Hermenêutica da Resposta: Enquanto o coaching busca o potencial humano, a exegese bíblica aponta para a depravação humana e a total dependência da graça de Deus revelada no passado.
4: A Eclesiologia e os “Novos Apóstolos”
Exegese de Apocalipse 21:14 e a Autoridade Apostólica
O surgimento de “vulgos apóstolos” é uma usurpação de funções que a exegese bíblica delimita claramente.
Os Doze Fundamentos: Apocalipse 21:14 registra que o muro da Nova Jerusalém tem doze fundamentos, com os nomes dos “doze apóstolos do Cordeiro”. Isso indica um número fechado e uma função histórica irrepetível de lançar o fundamento da Igreja.

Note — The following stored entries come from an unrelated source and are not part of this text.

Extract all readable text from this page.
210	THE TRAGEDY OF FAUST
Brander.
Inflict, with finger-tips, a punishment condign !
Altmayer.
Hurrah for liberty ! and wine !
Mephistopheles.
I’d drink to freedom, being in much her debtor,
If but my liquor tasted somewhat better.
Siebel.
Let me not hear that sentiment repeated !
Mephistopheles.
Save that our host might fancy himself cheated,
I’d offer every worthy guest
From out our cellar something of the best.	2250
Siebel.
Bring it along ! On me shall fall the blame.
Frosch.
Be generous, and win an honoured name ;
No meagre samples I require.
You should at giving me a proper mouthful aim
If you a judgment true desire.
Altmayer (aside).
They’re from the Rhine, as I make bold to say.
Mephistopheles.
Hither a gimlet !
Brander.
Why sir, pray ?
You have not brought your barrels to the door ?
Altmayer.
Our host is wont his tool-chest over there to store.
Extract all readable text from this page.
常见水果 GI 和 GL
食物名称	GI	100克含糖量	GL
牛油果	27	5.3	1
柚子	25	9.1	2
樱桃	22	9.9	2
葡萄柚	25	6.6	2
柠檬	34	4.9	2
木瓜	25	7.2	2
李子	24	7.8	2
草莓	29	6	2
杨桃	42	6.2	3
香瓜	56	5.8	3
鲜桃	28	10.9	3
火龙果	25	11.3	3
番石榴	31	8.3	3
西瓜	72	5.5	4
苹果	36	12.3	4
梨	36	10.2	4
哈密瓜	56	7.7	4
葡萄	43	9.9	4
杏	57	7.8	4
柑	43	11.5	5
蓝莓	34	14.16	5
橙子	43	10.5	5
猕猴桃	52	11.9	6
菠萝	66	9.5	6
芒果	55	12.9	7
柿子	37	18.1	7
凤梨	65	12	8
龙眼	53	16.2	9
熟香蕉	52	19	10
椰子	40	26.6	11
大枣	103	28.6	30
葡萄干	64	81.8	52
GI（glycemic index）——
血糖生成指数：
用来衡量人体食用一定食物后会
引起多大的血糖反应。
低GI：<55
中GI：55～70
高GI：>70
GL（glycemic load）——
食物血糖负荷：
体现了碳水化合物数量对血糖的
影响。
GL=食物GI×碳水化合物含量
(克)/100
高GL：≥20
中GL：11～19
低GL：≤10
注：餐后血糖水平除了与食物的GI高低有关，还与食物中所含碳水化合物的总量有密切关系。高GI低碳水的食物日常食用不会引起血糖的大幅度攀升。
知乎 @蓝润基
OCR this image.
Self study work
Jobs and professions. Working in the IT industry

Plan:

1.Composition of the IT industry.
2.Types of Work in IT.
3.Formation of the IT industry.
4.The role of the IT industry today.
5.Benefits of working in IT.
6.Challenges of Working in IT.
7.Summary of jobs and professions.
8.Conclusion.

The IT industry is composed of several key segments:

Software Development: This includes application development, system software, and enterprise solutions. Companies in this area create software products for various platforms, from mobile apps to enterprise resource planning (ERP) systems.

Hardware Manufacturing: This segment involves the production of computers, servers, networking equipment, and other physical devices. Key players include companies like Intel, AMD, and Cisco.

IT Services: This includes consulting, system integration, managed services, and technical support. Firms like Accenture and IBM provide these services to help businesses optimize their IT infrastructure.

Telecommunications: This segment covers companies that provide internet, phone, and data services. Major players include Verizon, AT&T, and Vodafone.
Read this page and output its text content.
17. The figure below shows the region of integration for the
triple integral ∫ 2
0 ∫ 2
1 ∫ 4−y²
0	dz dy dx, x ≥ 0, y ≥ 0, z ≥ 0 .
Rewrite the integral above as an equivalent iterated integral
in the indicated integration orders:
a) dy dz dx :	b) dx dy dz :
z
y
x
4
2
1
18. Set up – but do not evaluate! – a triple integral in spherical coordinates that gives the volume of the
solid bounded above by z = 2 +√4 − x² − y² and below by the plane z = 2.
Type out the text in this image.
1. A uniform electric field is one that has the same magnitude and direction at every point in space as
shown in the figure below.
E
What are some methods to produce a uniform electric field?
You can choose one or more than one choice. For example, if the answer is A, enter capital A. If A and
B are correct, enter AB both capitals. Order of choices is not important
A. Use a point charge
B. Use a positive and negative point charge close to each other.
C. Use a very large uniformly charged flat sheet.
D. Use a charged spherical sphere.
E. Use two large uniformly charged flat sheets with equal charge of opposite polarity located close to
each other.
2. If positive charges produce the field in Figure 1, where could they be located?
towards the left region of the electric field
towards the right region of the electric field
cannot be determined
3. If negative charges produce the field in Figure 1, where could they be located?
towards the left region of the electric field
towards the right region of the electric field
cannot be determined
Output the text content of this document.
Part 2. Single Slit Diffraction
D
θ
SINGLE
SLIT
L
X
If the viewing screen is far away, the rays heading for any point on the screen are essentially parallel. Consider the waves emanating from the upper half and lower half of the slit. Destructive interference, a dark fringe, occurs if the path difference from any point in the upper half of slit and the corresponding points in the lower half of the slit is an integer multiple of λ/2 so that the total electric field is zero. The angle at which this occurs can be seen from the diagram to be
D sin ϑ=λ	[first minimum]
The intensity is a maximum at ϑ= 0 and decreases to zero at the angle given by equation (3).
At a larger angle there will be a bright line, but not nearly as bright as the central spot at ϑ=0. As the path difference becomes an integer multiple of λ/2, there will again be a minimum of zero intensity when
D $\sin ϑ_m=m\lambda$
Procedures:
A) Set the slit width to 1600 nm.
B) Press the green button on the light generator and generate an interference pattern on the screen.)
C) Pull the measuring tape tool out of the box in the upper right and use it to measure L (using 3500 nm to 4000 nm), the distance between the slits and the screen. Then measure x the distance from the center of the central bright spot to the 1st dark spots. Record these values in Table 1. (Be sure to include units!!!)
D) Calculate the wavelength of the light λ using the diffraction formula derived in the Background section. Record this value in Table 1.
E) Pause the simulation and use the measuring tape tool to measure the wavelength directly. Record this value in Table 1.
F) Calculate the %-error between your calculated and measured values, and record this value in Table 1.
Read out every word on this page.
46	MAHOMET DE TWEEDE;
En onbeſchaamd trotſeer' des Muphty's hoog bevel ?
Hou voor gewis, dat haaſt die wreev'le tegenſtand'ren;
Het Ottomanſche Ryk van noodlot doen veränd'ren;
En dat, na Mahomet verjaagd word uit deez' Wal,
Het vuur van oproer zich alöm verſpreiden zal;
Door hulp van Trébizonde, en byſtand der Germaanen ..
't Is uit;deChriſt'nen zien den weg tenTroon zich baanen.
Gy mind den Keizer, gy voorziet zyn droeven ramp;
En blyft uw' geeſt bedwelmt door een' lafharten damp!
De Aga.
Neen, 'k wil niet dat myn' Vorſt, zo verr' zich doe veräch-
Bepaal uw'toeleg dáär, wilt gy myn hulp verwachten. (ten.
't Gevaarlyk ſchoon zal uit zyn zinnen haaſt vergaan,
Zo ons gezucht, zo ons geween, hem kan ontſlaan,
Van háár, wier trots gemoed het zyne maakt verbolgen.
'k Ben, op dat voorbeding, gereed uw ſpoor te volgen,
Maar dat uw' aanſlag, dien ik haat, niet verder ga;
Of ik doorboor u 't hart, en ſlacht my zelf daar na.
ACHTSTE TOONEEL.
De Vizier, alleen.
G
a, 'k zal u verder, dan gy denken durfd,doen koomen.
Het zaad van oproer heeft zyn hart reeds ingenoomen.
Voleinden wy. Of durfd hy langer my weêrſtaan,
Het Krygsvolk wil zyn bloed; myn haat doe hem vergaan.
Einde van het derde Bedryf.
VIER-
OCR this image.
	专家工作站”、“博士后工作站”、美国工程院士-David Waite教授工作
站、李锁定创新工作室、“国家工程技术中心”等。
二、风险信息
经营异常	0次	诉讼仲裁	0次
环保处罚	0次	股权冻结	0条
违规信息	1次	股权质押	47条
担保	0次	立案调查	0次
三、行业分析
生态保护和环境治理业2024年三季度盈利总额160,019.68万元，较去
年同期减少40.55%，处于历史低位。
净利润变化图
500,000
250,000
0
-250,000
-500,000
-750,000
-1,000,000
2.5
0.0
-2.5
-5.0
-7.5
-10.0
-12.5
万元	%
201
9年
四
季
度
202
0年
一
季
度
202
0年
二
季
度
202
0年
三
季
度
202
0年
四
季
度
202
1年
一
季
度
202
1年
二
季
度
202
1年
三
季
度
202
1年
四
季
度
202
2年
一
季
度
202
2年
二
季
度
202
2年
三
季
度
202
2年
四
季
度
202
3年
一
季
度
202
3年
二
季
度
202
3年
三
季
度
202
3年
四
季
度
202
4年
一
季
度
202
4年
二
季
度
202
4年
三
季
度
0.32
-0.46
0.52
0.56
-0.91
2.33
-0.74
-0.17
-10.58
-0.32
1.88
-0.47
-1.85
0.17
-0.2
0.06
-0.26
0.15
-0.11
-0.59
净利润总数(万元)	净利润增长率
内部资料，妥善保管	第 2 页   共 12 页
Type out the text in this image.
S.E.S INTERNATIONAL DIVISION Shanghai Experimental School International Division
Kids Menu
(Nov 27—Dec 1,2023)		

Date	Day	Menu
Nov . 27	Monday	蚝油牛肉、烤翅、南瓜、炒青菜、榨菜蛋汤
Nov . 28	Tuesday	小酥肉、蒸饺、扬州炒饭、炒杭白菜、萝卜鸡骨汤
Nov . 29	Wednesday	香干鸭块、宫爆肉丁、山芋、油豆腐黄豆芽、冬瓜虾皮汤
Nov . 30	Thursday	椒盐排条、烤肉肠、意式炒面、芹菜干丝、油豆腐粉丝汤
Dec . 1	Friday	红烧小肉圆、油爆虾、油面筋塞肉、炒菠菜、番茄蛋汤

Legitimação Ministerial: Usar a credencial de apóstolo hoje para tentar “legitimar ministérios” ou trazer novas leis eclesiásticas é ignorar o fechamento do Cânon e a estrutura bíblica da igreja.
5: Conclusão e Aplicação Prática
A Rejeição dos Apócrifos e a Vida no Cânon
A conclusão deste estudo reforça que o que está fora da Bíblia deve ser rejeitado.
Rejeição dos Apócrifos: Livros que surgem como “novidades” ou “evangelhos perdidos” foram excluídos do Cânon por não possuírem inspiração divina nem concordância com a regra de fé.
O Desafio Final: A verdadeira espiritualidade não consiste em buscar o que não foi dito, mas em colocar em prática o que já foi escrito. Tudo o que precisamos para chegar ao céu e viver esta vida já está em nossas mãos; basta ler e obedecer.